Replace for a week or two your reading of short stories from the United States with that of very light summer novels. You’ll catch up on the killings, religious right advances, and science denial when you get back from vacation.

Temporarily suspend your use of Tinder and go drink lukewarm rosé or beer in a park with your gang of friends instead. Not trying to find the rare pearl in a sea of ​​weird people for a few days, it’s restful. (There seem to be a lot of pot-bellied men holding a fish in their hands. Is that supposed to be sexy?)

If you’re addicted to your Instagram account and staring at your feed for hours, subscribe to accounts like the_happy_broadcast, goodnews_movement, tanksgoodnews and more. They only share good news! Yes, it still exists! (There is surely also good news in French, I imagine. You can suggest some to me.)

Remember that if you want to take a break and not reveal anything about your life on social networks for 1 day or 2 or 10 or 1000, your subscribers will not suffer. As for you, their survival depends mainly on oxygen, water and coffee and not on your selfies in front of Percé Rock or in the airport toilets where you’ve been sleeping for three days.

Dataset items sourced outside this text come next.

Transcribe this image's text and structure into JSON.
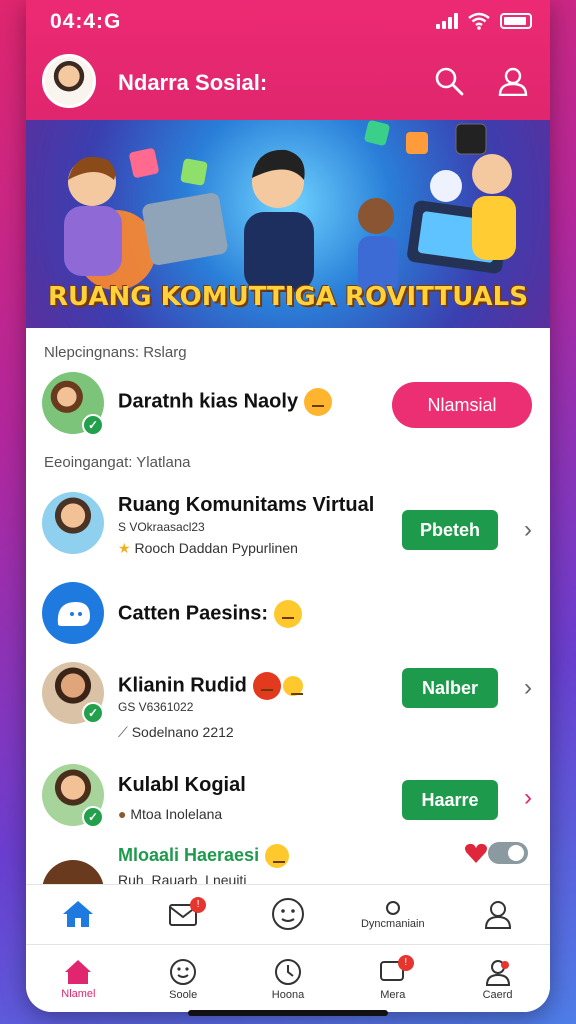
{
  "status_bar": {
    "time": "04:4:G"
  },
  "header": {
    "title": "Ndarra Sosial:"
  },
  "banner": {
    "title": "RUANG KOMUTTIGA ROVITTUALS"
  },
  "sections": {
    "first": "Nlepcingnans: Rslarg",
    "second": "Eeoingangat: Ylatlana"
  },
  "featured": {
    "name": "Daratnh kias Naoly",
    "button": "Nlamsial"
  },
  "list": [
    {
      "name": "Ruang Komunitams Virtual",
      "sub1": "S VOkraasacl23",
      "sub2": "Rooch Daddan Pypurlinen",
      "button": "Pbeteh"
    },
    {
      "name": "Catten Paesins:"
    },
    {
      "name": "Klianin Rudid",
      "sub1": "GS V6361022",
      "sub2": "Sodelnano 2212",
      "button": "Nalber"
    },
    {
      "name": "Kulabl Kogial",
      "sub2": "Mtoa  Inolelana",
      "button": "Haarre"
    },
    {
      "name": "Mloaali Haeraesi"
    }
  ],
  "partial_row": "Ruh_Rauarb_Lneuiti",
  "nav_top": [
    "",
    "",
    "",
    "Dyncmaniain",
    ""
  ],
  "nav_bottom": [
    {
      "label": "Nlamel",
      "active": true
    },
    {
      "label": "Soole",
      "active": false
    },
    {
      "label": "Hoona",
      "active": false
    },
    {
      "label": "Mera",
      "active": false
    },
    {
      "label": "Caerd",
      "active": false
    }
  ],
  "colors": {
    "primary": "#e0266e",
    "green": "#1e9a4c",
    "pill": "#ec2f73"
  }
}
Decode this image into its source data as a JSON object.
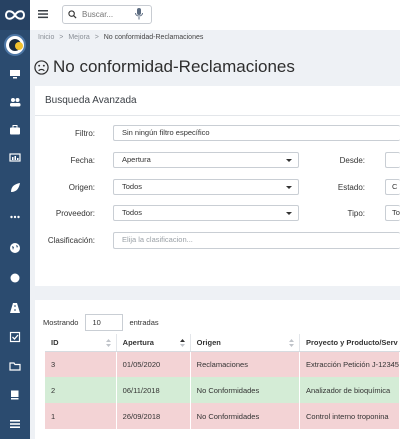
{
  "topbar": {
    "search_placeholder": "Buscar..."
  },
  "breadcrumb": [
    "Inicio",
    ">",
    "Mejora",
    ">",
    "No conformidad-Reclamaciones"
  ],
  "page_title": "No conformidad-Reclamaciones",
  "panel": {
    "title": "Busqueda Avanzada",
    "filters": {
      "filtro_label": "Filtro:",
      "filtro_value": "Sin ningún filtro específico",
      "fecha_label": "Fecha:",
      "fecha_value": "Apertura",
      "desde_label": "Desde:",
      "origen_label": "Origen:",
      "origen_value": "Todos",
      "estado_label": "Estado:",
      "estado_value": "C",
      "proveedor_label": "Proveedor:",
      "proveedor_value": "Todos",
      "tipo_label": "Tipo:",
      "tipo_value": "To",
      "clasificacion_label": "Clasificación:",
      "clasificacion_placeholder": "Elija la clasificacion..."
    }
  },
  "table": {
    "show_label": "Mostrando",
    "page_size": "10",
    "entries_label": "entradas",
    "columns": [
      "ID",
      "Apertura",
      "Origen",
      "Proyecto y Producto/Serv"
    ],
    "rows": [
      {
        "id": "3",
        "apertura": "01/05/2020",
        "origen": "Reclamaciones",
        "proyecto": "Extracción Petición J-12345",
        "status": "red"
      },
      {
        "id": "2",
        "apertura": "06/11/2018",
        "origen": "No Conformidades",
        "proyecto": "Analizador de bioquímica",
        "status": "green"
      },
      {
        "id": "1",
        "apertura": "26/09/2018",
        "origen": "No Conformidades",
        "proyecto": "Control interno troponina",
        "status": "red"
      }
    ]
  },
  "colors": {
    "sidebar": "#2b4b6f",
    "row_red": "#f3d3d5",
    "row_green": "#d4ecd6"
  }
}
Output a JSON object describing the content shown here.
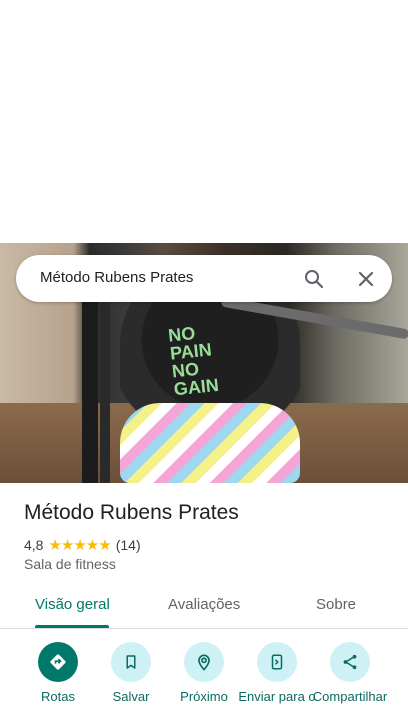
{
  "search": {
    "query": "Método Rubens Prates"
  },
  "place": {
    "name": "Método Rubens Prates",
    "rating": "4,8",
    "stars": "★★★★★",
    "reviews_count": "(14)",
    "category": "Sala de fitness"
  },
  "photo": {
    "overlay_text": "NO PAIN NO GAIN"
  },
  "tabs": [
    {
      "label": "Visão geral",
      "active": true
    },
    {
      "label": "Avaliações",
      "active": false
    },
    {
      "label": "Sobre",
      "active": false
    }
  ],
  "actions": [
    {
      "label": "Rotas",
      "icon": "directions-icon"
    },
    {
      "label": "Salvar",
      "icon": "bookmark-icon"
    },
    {
      "label": "Próximo",
      "icon": "nearby-icon"
    },
    {
      "label": "Enviar para o",
      "icon": "send-to-phone-icon"
    },
    {
      "label": "Compartilhar",
      "icon": "share-icon"
    }
  ],
  "colors": {
    "accent": "#00796b",
    "star": "#fbbc04",
    "chip_bg": "#cdf1f5"
  }
}
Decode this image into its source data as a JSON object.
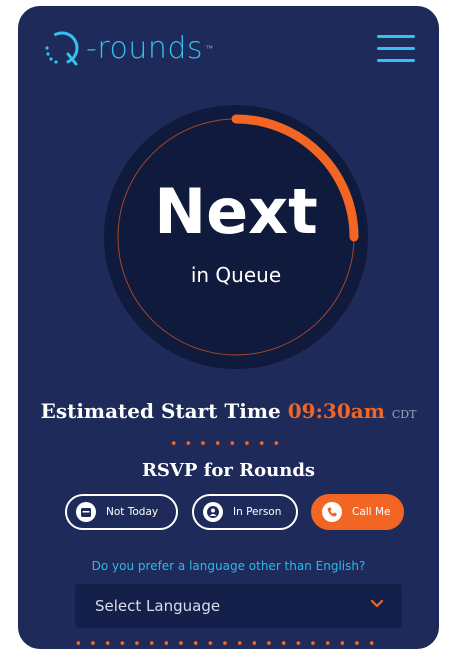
{
  "header": {
    "logo_text": "-rounds",
    "logo_tm": "™",
    "menu_icon": "hamburger-menu-icon"
  },
  "queue": {
    "headline": "Next",
    "subline": "in Queue",
    "progress": 0.25
  },
  "estimate": {
    "label": "Estimated Start Time",
    "time": "09:30am",
    "timezone": "CDT"
  },
  "rsvp": {
    "title": "RSVP for Rounds",
    "buttons": [
      {
        "label": "Not Today",
        "icon": "calendar-icon"
      },
      {
        "label": "In Person",
        "icon": "person-icon"
      },
      {
        "label": "Call Me",
        "icon": "phone-icon"
      }
    ]
  },
  "language": {
    "question": "Do you prefer a language other than English?",
    "selected": "Select Language"
  },
  "colors": {
    "background": "#1e2a59",
    "accent": "#f26522",
    "brand": "#35c2ef"
  }
}
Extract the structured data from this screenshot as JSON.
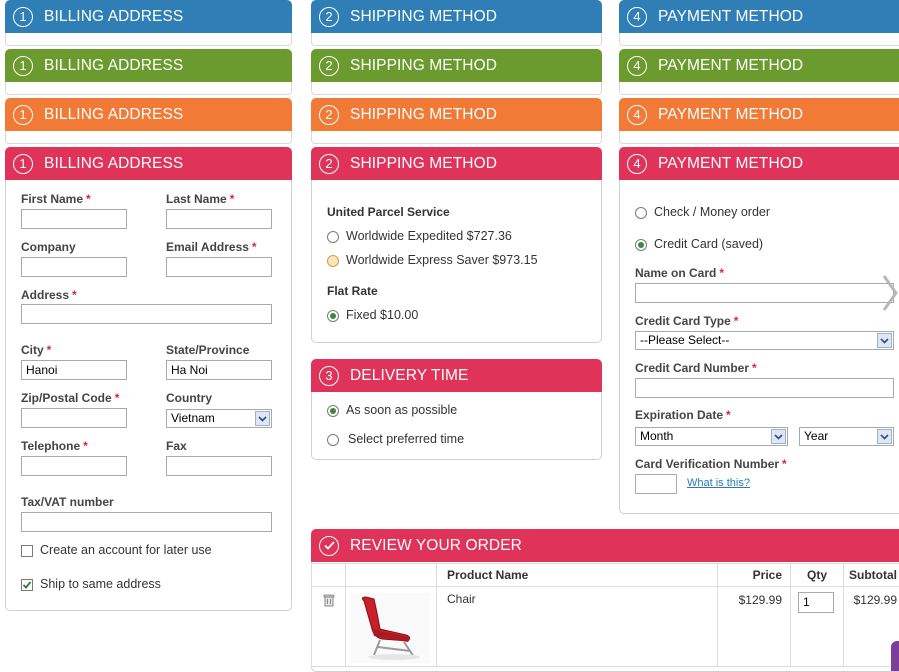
{
  "billing": {
    "num": "1",
    "title": "BILLING ADDRESS"
  },
  "shipping": {
    "num": "2",
    "title": "SHIPPING METHOD"
  },
  "payment": {
    "num": "4",
    "title": "PAYMENT METHOD"
  },
  "delivery": {
    "num": "3",
    "title": "DELIVERY TIME"
  },
  "review": {
    "title": "REVIEW YOUR ORDER"
  },
  "colors": {
    "blue": "#2f7fb6",
    "green": "#6b9a2e",
    "orange": "#f07a36",
    "red": "#e0335a"
  },
  "billing_form": {
    "first_name": "First Name",
    "last_name": "Last Name",
    "company": "Company",
    "email": "Email Address",
    "address": "Address",
    "city": "City",
    "city_value": "Hanoi",
    "state": "State/Province",
    "state_value": "Ha Noi",
    "zip": "Zip/Postal Code",
    "country": "Country",
    "country_value": "Vietnam",
    "telephone": "Telephone",
    "fax": "Fax",
    "tax": "Tax/VAT number",
    "create_account": "Create an account for later use",
    "ship_same": "Ship to same address",
    "required_mark": "*"
  },
  "shipping_methods": {
    "ups_title": "United Parcel Service",
    "ups_options": [
      {
        "label": "Worldwide Expedited $727.36"
      },
      {
        "label": "Worldwide Express Saver $973.15"
      }
    ],
    "flat_title": "Flat Rate",
    "flat_option": "Fixed $10.00"
  },
  "delivery_options": {
    "asap": "As soon as possible",
    "preferred": "Select preferred time"
  },
  "payment_form": {
    "check_money": "Check / Money order",
    "credit_saved": "Credit Card (saved)",
    "name_on_card": "Name on Card",
    "card_type": "Credit Card Type",
    "card_type_value": "--Please Select--",
    "card_number": "Credit Card Number",
    "expiration": "Expiration Date",
    "month_value": "Month",
    "year_value": "Year",
    "cvn": "Card Verification Number",
    "what_is_this": "What is this?"
  },
  "review_table": {
    "headers": {
      "product": "Product Name",
      "price": "Price",
      "qty": "Qty",
      "subtotal": "Subtotal"
    },
    "rows": [
      {
        "product": "Chair",
        "price": "$129.99",
        "qty": "1",
        "subtotal": "$129.99"
      }
    ]
  }
}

If you feel like writing a long comment in response to someone you think is stupid in the media or on social media, go for a walk instead. Breathe. Roll in the grass. Dance. Pet a dog. In short, change your mind. Remember that even if you wrote to this person to tell them how stupid you think they are, they wouldn’t become less so by reading you.

Obviously, there are a host of small sources of irritation that we can never get rid of. Your neighbours’ stupid metallic chime will continue to make its useless din, my mother-in-law’s enraged neighbor will continue to bang on the ceiling reproaching her for walking around her apartment (with her feet, what a nerve!), my Sodastream machine will continue to spit water everywhere rather than carbonate it.

It takes a little effort, but come on, clean up and I wish you a happy and light end to the summer!